Under the Act, the incentive allocation received by an investment fund manager would be treated as ordinary income (subject to a 35 percent tax rate under current law), regardless of the character of the income of the investment partnership. As under current law, an incentive allocation will only be subject to tax when the related income is realized by the investment partnership for federal income tax purposes.

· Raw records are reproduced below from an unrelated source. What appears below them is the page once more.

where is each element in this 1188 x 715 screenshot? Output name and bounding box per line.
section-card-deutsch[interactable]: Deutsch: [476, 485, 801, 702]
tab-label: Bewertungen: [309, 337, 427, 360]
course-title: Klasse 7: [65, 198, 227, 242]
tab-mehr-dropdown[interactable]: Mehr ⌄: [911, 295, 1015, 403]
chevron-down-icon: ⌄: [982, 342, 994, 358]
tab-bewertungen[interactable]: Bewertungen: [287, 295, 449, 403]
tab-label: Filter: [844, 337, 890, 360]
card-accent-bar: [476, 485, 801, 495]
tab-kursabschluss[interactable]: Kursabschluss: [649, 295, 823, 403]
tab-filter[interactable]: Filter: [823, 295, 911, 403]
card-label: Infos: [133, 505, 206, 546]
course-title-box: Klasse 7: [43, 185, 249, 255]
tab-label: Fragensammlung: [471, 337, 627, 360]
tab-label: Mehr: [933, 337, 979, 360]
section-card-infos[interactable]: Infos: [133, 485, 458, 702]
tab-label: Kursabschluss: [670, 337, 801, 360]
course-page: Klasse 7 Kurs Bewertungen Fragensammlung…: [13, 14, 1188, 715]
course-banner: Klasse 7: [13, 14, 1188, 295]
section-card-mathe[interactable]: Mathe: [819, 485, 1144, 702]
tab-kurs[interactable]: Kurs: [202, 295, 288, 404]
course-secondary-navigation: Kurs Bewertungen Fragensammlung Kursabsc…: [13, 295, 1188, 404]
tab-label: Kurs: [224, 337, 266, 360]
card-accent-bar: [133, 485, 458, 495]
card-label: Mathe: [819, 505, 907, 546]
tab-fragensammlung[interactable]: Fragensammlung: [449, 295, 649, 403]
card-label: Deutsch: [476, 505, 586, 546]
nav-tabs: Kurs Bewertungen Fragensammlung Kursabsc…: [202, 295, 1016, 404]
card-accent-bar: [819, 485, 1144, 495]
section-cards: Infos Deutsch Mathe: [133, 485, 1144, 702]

In our view, a particularly controversial aspect of the Act is the treatment of gain realized on the sale of an “investment services partnership interest”1 as ordinary income, which has been referred to as the “enterprise value tax”. Under current law, gain derived by an investment fund manager from the disposition of an interest in a partnership engaged in providing investment management services held for more than twelve months is generally treated as long-term capital gain eligible for preferential federal income tax rates. This is the same treatment accorded to the sale of an equity interest in every other business in the United States, even those that earn entirely ordinary income. However, under the Act, gain derived on the sale of an interest in a general partner entity that is itself an “investment services partnership interest” would be treated as ordinary income even if the interest is held longer than twelve months. This provision effectively taxes a portion of the gain attributable to the “enterprise value” of an investment management business as ordinary income rather than capital gain. The portion of the purchase price attributable to “sweat equity” or goodwill, or any other amounts not associated with capital contributed as a passive investment in the fund, would also be taxed as ordinary income. Such tax treatment does not currently exist for any other type of business in the United States.

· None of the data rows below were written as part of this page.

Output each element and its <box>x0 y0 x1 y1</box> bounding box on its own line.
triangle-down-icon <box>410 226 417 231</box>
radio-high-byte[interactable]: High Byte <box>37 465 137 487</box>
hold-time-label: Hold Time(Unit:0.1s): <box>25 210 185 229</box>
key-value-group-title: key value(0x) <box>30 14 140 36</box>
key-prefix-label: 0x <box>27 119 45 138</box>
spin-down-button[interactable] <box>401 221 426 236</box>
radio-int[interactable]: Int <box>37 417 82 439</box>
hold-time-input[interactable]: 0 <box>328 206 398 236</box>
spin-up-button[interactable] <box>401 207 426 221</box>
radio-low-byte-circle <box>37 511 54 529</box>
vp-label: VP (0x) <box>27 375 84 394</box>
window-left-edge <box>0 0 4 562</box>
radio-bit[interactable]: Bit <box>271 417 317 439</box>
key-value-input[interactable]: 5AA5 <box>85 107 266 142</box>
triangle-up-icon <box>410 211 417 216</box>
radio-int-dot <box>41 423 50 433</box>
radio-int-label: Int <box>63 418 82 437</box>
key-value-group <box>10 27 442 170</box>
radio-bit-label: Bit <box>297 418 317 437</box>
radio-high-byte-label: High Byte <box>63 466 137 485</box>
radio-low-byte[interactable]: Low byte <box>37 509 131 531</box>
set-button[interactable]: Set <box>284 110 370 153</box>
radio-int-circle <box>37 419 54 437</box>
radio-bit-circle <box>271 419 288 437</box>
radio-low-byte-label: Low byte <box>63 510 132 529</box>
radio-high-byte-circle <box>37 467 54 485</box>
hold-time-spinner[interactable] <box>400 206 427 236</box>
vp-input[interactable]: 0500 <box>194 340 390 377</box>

These provisions of the Act would be effective for taxable years ending after December 31, 2012. If a partnership taxable year includes January 1, 2013, the amount of net income subject to the treatment described above is the lesser of (i) the net income for the entire partnership taxable year, or (ii) the net income determined by only taking into account tax items attributable to the portion of the partnership taxable year which is after December 31, 2012.2 It should be noted that the legislation applies to carried interest which is realized for federal income tax purposes after the effective date. Therefore, an investment manager which has earned a carried interest attributable to unrealized gains occurring prior to the effective date of the Act will be subject to ordinary income treatment if such gains are realized for federal income tax purposes after the effective date.
If the changes in tax treatment described above are enacted, investment fund managers may wish to consider alternative structures which may ameliorate some of the effects of the enterprise value tax as well as the treatment of unrealized gains under the Act.

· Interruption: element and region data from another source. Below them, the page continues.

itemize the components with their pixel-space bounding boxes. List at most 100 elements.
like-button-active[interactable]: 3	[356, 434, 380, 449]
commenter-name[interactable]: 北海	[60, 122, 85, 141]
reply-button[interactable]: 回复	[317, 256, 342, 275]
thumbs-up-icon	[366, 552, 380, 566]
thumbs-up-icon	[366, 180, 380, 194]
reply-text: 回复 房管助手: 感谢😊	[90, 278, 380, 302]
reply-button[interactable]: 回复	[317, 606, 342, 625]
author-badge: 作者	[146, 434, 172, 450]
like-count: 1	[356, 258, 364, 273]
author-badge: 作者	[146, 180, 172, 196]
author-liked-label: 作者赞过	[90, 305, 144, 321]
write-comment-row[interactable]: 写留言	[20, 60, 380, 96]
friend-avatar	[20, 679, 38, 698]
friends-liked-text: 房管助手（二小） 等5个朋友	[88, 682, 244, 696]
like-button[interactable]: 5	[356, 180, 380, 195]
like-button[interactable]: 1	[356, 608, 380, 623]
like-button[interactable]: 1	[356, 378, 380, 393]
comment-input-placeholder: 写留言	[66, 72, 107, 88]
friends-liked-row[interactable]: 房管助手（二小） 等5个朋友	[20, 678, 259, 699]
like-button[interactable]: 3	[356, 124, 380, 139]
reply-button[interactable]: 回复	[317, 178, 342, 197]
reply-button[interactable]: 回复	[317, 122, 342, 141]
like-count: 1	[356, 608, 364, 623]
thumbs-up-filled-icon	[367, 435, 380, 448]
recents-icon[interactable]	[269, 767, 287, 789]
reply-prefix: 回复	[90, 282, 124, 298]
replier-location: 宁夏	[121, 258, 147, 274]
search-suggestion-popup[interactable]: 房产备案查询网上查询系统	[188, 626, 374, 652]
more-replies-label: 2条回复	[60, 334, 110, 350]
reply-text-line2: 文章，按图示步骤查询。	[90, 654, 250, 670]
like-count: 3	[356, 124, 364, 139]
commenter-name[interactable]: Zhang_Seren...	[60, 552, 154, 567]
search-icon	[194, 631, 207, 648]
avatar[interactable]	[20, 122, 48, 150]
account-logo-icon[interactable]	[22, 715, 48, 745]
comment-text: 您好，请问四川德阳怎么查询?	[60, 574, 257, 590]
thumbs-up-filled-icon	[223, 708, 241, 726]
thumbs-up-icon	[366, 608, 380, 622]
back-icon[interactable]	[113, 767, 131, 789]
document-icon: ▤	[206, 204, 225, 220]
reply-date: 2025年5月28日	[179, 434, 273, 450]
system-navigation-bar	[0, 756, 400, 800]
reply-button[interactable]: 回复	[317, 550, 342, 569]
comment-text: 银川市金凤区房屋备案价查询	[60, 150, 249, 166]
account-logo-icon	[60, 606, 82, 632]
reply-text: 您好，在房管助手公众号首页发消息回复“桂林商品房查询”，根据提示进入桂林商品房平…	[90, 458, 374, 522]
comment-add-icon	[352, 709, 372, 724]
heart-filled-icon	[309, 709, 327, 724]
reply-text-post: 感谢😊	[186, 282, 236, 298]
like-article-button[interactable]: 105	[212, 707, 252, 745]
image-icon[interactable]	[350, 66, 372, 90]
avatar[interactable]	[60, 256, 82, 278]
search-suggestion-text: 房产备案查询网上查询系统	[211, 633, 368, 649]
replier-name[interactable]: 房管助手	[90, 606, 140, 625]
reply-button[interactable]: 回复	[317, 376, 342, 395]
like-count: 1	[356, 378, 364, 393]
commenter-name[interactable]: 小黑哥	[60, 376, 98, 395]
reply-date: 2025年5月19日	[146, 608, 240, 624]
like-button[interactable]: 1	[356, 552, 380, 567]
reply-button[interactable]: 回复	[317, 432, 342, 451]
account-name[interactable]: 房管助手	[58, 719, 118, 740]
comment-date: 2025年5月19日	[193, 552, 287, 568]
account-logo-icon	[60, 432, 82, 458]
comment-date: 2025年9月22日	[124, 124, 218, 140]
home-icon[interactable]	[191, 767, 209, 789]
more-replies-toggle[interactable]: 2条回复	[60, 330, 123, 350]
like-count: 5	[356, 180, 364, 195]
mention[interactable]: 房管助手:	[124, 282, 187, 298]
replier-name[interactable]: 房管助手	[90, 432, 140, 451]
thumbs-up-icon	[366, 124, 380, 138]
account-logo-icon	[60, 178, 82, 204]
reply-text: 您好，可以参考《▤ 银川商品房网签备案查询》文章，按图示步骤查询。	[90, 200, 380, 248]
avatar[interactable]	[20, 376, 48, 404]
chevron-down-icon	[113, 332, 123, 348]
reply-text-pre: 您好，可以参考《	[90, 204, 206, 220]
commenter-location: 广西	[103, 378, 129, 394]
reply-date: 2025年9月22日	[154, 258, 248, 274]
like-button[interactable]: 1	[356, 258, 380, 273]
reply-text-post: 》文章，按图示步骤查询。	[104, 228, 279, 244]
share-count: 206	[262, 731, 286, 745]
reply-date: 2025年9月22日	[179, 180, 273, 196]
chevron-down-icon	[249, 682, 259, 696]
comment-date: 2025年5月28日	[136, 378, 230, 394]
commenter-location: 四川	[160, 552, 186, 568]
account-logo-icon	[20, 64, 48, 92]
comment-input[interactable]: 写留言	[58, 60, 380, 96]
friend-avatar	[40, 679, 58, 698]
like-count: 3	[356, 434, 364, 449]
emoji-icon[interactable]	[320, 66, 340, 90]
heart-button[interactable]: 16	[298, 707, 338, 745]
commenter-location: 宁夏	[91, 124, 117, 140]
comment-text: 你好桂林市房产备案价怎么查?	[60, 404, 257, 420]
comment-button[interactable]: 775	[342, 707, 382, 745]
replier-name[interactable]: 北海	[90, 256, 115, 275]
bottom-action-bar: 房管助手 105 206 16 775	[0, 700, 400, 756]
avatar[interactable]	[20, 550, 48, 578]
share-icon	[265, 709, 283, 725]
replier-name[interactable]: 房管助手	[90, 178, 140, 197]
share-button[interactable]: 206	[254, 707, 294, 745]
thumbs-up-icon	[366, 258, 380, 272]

We will continue to monitor the progress of the Act and any modifications thereto and, in particular, the progress of the “enterprise value tax” and will update you regarding such progress as new developments occur. If you have any questions regarding this memorandum or issues relating to business transactions for investment managers, please contact Ronald P. Cima (212-574-1471), James C. Cofer (212-574-1688), Peter E. Pront (212-574-1221) or Daniel C. Murphy (212-574-1210) of the Tax Group or Jim Abbott (212-574-1226) or Craig Sklar (212-574-1386) of the Business Transactions Group.
______________________________________________________
1 Under the Act, an “investment services partnership interest” is a partnership interest (1) in a partnership substantially all of the asset of which are securities, real estate held for rental or investment, interests in partnerships, commodities, cash or cash equivalents and derivatives or options with respect to any of the foregoing assets (“specified assets”); (2) which is held or acquired in connection with the conduct of advising, managing, acquiring, disposing or arranging financing with respect to the acquisition of a specified asset, and (3) in a partnership more than half of the contributed capital of which is attributable to contributions of property by one or more persons in whose hands the partnership interests constitute an investment asset rather than a trade or business asset.
2 Similar changes could also occur at the state and local levels, either where the state or locality adopts federal tax law as the basis of its tax system or where the state or locality feels compelled to adopt corresponding changes.